Bazı “aydınlarımızın” belirlemesine göre Türkiye, bir “sevgi çemberine” alınmış durumda: “Ülkemizin dünyadaki itibarı ve ağırlığı artıyor. AB temsilcileri, ABD ve ‘demokrasi’ ile ‘istikrarın güç kazandığını’ görenler, Türkiye’nin çıkar ve haklarını savunuyor.”
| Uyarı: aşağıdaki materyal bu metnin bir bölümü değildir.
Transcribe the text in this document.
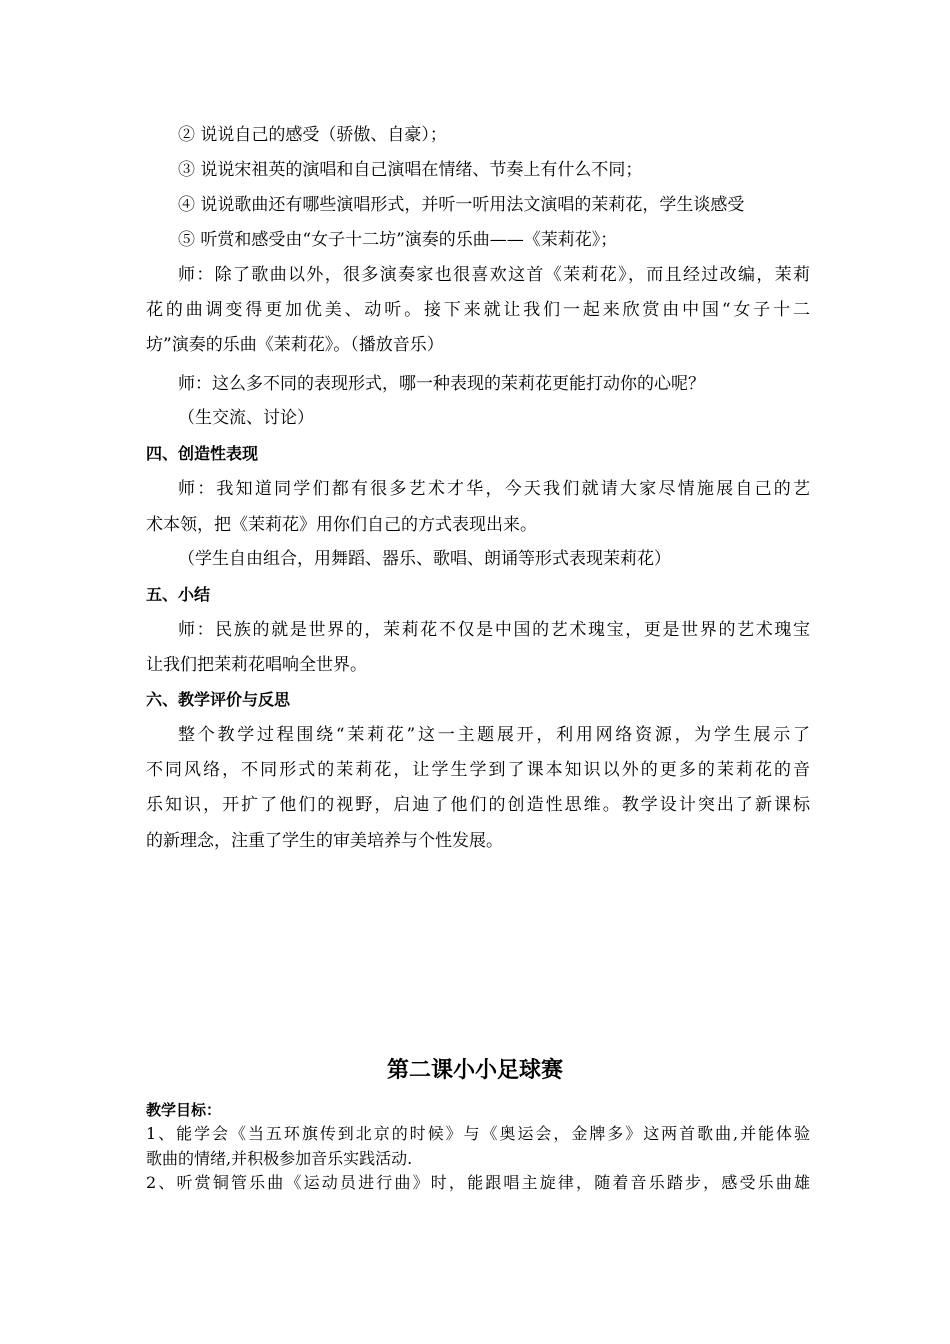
② 说说自己的感受（骄傲、自豪）；
③ 说说宋祖英的演唱和自己演唱在情绪、节奏上有什么不同；
④ 说说歌曲还有哪些演唱形式，并听一听用法文演唱的茉莉花，学生谈感受
⑤ 听赏和感受由“女子十二坊”演奏的乐曲——《茉莉花》；
师：除了歌曲以外，很多演奏家也很喜欢这首《茉莉花》，而且经过改编，茉莉
花的曲调变得更加优美、动听。接下来就让我们一起来欣赏由中国“女子十二
坊”演奏的乐曲《茉莉花》。（播放音乐）
师：这么多不同的表现形式，哪一种表现的茉莉花更能打动你的心呢？
（生交流、讨论）
四、创造性表现
师：我知道同学们都有很多艺术才华，今天我们就请大家尽情施展自己的艺
术本领，把《茉莉花》用你们自己的方式表现出来。
（学生自由组合，用舞蹈、器乐、歌唱、朗诵等形式表现茉莉花）
五、小结
师：民族的就是世界的，茉莉花不仅是中国的艺术瑰宝，更是世界的艺术瑰宝
让我们把茉莉花唱响全世界。
六、教学评价与反思
整个教学过程围绕“茉莉花”这一主题展开，利用网络资源，为学生展示了
不同风络，不同形式的茉莉花，让学生学到了课本知识以外的更多的茉莉花的音
乐知识，开扩了他们的视野，启迪了他们的创造性思维。教学设计突出了新课标
的新理念，注重了学生的审美培养与个性发展。
第二课小小足球赛
教学目标：
1、能学会《当五环旗传到北京的时候》与《奥运会，金牌多》这两首歌曲,并能体验
歌曲的情绪,并积极参加音乐实践活动.
2、听赏铜管乐曲《运动员进行曲》时，能跟唱主旋律，随着音乐踏步，感受乐曲雄
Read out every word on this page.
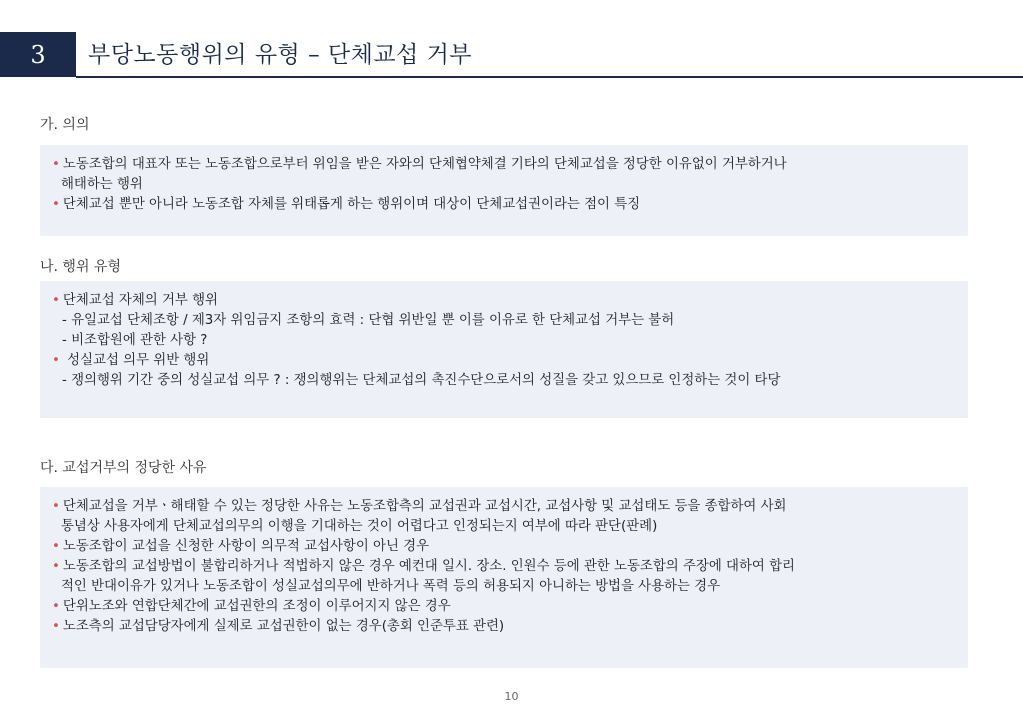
3	부당노동행위의 유형 – 단체교섭 거부
가. 의의
• 노동조합의 대표자 또는 노동조합으로부터 위임을 받은 자와의 단체협약체결 기타의 단체교섭을 정당한 이유없이 거부하거나
해태하는 행위
• 단체교섭 뿐만 아니라 노동조합 자체를 위태롭게 하는 행위이며 대상이 단체교섭권이라는 점이 특징
나. 행위 유형
• 단체교섭 자체의 거부 행위
- 유일교섭 단체조항 / 제3자 위임금지 조항의 효력 : 단협 위반일 뿐 이를 이유로 한 단체교섭 거부는 불허
- 비조합원에 관한 사항 ?
• 성실교섭 의무 위반 행위
- 쟁의행위 기간 중의 성실교섭 의무 ? : 쟁의행위는 단체교섭의 촉진수단으로서의 성질을 갖고 있으므로 인정하는 것이 타당
다. 교섭거부의 정당한 사유
• 단체교섭을 거부ㆍ해태할 수 있는 정당한 사유는 노동조합측의 교섭권과 교섭시간, 교섭사항 및 교섭태도 등을 종합하여 사회
통념상 사용자에게 단체교섭의무의 이행을 기대하는 것이 어렵다고 인정되는지 여부에 따라 판단(판례)
• 노동조합이 교섭을 신청한 사항이 의무적 교섭사항이 아닌 경우
• 노동조합의 교섭방법이 불합리하거나 적법하지 않은 경우 예컨대 일시. 장소. 인원수 등에 관한 노동조합의 주장에 대하여 합리
적인 반대이유가 있거나 노동조합이 성실교섭의무에 반하거나 폭력 등의 허용되지 아니하는 방법을 사용하는 경우
• 단위노조와 연합단체간에 교섭권한의 조정이 이루어지지 않은 경우
• 노조측의 교섭담당자에게 실제로 교섭권한이 없는 경우(총회 인준투표 관련)
10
Bu açıklamaya konu olanlar, çıkar ve haklarını savundukları ülkeyi nereye sürüklediğinin bilincinde mi? Türkiye’yi bir “ılımlı İslam” ülkesi haline getirmeye çabalayan ve “cumhuriyeti bir başka şekle dönüştürmeliyiz” diyen kişiler, “sevgi çemberine” alındıklarımızca kollanmıyor mu? Savunup, yerini sağlamlaştırdıkları kişiler de, kazandığı her “zaferin” ya da “mağdur edildiği” her olayın ardından, meşhur “milli irade” şarkısını söylemiyor mu? Nasıl bir çarkı bu: “Ben milli iradeyi temsil ediyorum, ne istersem yaparım…”

Türkiye’yi “sevgi çemberine” alanlar, beraber yürüdükleri yolun yolcusunu “demokrasi” abidesi yapıp kutsadı; onun vazgeçilmez ve zorunlu bir aktör olduğunu ulusun zihnine yerleştirmeye çalıştı. Şimdi kapatma davası, sesi gürleştiriyor: “Sizin yanınızdayız, bildiğiniz yolda yürüyün…”

Yürüyorlar da gerçekten. 16 milyonu “herkes” haline getiriyor, türbanı bayrak gibi sallıyorlar. Yargıya çatıp “size yüzde 40 zam yaptık; adaletten ayrılmayın, günlük siyasi çekişmelerin içinde olmayın” gibi öneriler getiriyorlar. Böylece “milli irade”yi savunuyor ve sevgili dostlarının övgüsüne mazhar oluyorlar.

Yetmiyor, “herkes milli iradeye ram olmalı”; yani boyun eğmeli, itaat etmeli diyorlar. Türkiyeseverler, “itaate dayanan yönetim şeklinin başka bir ismi vardır, demokraside böyle bir şey yoktur” diyor mu? Elbette hayır…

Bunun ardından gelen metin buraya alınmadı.